The tragedy of the anticommons – we’re good at saying “no”

Cleaning out some old files this morning, I ran across this great quote from Pat Mulroy some years back from a talk about the problems of the Sacramento-San Joaquin Delta. Via’s Maven’s Notebook:

We are very, very good at saying no. We are very, very good at blocking. Anybody can stop anything. What we can’t do or can’t seem to do is find a structure within which to say yes. You will never have enough science, you will never have enough data, but at some point, something has to change.

This applies beyond the California Bay-Delta.

6 Comments

  1. when you have a severely damaged system it should be easy to say no to even more damage.

    currently it looks like the CA water plan for this coming season is to damage the salmon even more.

    it should be easy to say no unless the plan is clearly for improving things and treating the rivers and the wildlife with some respect.

  2. That works both ways. There have also been times when “No” wasn’t said often enough or at least at the right times on the Colorado:

    – when Norviel demanded Lower Basin tributaries be removed from the compact at the last minute in 1922. We got the unfathomable III(b) and a hundred years of conflict.
    – when the State Department and others increased the Mexico obligation from a reasonable 800,000 or even 1.1 million af to 1.5 million, in part to get more water for Texas in the Rio Grande from Mexico.
    – in 1997 when the Bureau and Arizona decided the solution to CAP’s inability to use its full entitlement was to drain it out of Lake Mead and put it in holes in the ground. Probably not a valid use under III(e) or IV(b)
    – when Arizona threatened litigation in 2005 unless releases from Powell were increased to 9 million af much of the time to cover the Lower Basin’s structural deficit
    – to establishing water markets in the Upper Basin with Demand Management in the 2018 DCP which seems to a laymen to be contrary to “exclusive beneficial consumptive use” under Article III(a). Buying out water rights in the Upper Basin to put the water in Lake Powell preludes exclusive consumptive use in the Upper Basin. It will either evaporate or go to the Lower Basin to use. Entsminger pointed this out on your CRWUA panel in 2018 when he said “Gravity Works!!”

    The problem with saying “Yes” all the time is eventually you turn into a patsy.

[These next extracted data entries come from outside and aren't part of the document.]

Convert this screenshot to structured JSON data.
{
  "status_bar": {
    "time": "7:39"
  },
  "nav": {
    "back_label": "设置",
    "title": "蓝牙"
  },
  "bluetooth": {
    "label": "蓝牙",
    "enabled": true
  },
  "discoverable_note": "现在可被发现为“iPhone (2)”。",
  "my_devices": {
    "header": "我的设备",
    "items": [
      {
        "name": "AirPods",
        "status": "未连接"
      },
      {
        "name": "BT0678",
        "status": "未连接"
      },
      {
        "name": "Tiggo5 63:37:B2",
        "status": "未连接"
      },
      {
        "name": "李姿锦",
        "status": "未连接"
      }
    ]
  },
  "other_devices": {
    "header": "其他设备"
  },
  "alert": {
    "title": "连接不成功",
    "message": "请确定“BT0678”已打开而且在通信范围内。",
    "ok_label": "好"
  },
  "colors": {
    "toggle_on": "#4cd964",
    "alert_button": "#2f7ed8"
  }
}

  3. My favorite Mulroy quote (paraphrased) was from a water conference in Las Vegas in the early 1990s. Sitting on the stage next to Amory Lovins she responded to his comments on water use efficiency with: “Las Vegas will never adopt conservation programs. Conservation would damage the economy and mythology of Las Vegas.” At least she was able to learn and accept reality in later years. There was a reason she was known as the Ice Queen during that period.

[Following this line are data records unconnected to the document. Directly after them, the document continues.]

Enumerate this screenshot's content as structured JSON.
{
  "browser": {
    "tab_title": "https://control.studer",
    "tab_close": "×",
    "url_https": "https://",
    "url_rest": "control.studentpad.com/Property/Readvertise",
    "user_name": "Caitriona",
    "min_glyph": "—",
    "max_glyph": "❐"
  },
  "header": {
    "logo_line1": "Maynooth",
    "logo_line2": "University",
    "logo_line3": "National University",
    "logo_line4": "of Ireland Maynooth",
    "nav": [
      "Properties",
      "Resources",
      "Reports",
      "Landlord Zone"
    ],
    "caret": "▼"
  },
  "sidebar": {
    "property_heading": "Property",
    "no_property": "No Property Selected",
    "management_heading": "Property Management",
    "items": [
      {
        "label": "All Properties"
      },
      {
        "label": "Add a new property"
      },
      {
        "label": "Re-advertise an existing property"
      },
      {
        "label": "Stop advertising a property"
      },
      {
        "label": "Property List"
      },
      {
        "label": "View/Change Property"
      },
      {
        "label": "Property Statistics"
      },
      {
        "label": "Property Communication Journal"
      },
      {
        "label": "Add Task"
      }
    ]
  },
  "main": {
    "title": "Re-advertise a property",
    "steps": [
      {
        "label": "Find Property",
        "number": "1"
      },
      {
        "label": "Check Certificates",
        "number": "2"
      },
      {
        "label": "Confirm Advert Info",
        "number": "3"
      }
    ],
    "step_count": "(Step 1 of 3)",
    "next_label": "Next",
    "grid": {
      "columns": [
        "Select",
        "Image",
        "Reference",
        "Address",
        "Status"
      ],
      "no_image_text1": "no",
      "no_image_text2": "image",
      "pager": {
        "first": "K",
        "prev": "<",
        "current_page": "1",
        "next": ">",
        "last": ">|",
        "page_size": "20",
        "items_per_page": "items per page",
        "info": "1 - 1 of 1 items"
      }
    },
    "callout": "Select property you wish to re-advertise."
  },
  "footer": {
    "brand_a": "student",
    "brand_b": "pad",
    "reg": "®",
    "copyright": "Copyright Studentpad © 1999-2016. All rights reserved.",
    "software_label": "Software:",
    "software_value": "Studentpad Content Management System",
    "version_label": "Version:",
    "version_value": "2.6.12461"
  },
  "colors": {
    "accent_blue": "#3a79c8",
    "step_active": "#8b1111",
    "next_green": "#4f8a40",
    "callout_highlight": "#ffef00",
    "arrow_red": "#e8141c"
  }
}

  4. As someone from Las Vegas, my context for Mulroy’s career was that she was (and is) consistently trying to get more water to feed sprawl in Las Vegas. So when she’s complaining about people always saying no, I feel like the people she’s really talking about are environmentalists/tribes/ranchers in Northern Nevada, who don’t want all their water to get sucked up to build more tract houses. That’s a fight that SNWA keeps losing on scientific/environmental grounds (not to mention the broader politics of fairness).

    A tragedy of the anticommons is when a bunch of stakeholders are able to veto a more socially beneficial use. But is it really socially beneficial for Las Vegas to sprawl down to the California border, so that housing developers can make a bunch more money? I would argue “hard no,” and that’s without even taking into account the ecological damage and cultural/economic damage to tribes/ranchers/other less powerful groups that Mulroy is talking about here.

  5. And this mindset is part of the problem:

    Excerpt: “Last year, the Central Valley was a wakeup call, but we’re not awake yet. It’s the same soap opera over and over and over again, the record’s broken. Is California really going to exit from the global food chain? Does California really believe that exiting the global food chain is not going to have consequences in other parts of the world? It is. You can’t add 2 billion people to this planet and not think about global food supply. We don’t eat local. We eat globally. What’s our favorite dish? Ahi tuna. Well it certainly isn’t in Mead.”

    Can a small % of the world’s population really expect to continue to consume a large part of the world’s resources (including Ahi tuna)? Can CA really be such a large part of the “global food chain”? I remember a passage in Cadillac Desert where it was noted that while the water infrastructure was being laid in CA to transform a desert or semi-desert to an agricultural region, another region with plenty of rainfall year-round was being flooded for the TVA in the south. I know that the electricity provided was useful there, but the irony is apparent. It’s time to use those parts of the world that are best suited to ag. for that purpose and stop trying to move large amounts of water to distant places to turn them into something they aren’t.

    That we expect to eat Ahi tuna off into the future, and that keeping CA in the “global food chain” will work towards allowing this is just hubris.

  6. … and that the “global food chain” that CA is part of includes the 80% of the almonds that are exported in order to satisfy the Almond Council advertising campaigns in China, India and elsewhere that a handful of almonds or a glass of almond milk will extend one’s life or make them smarter or some such B.S.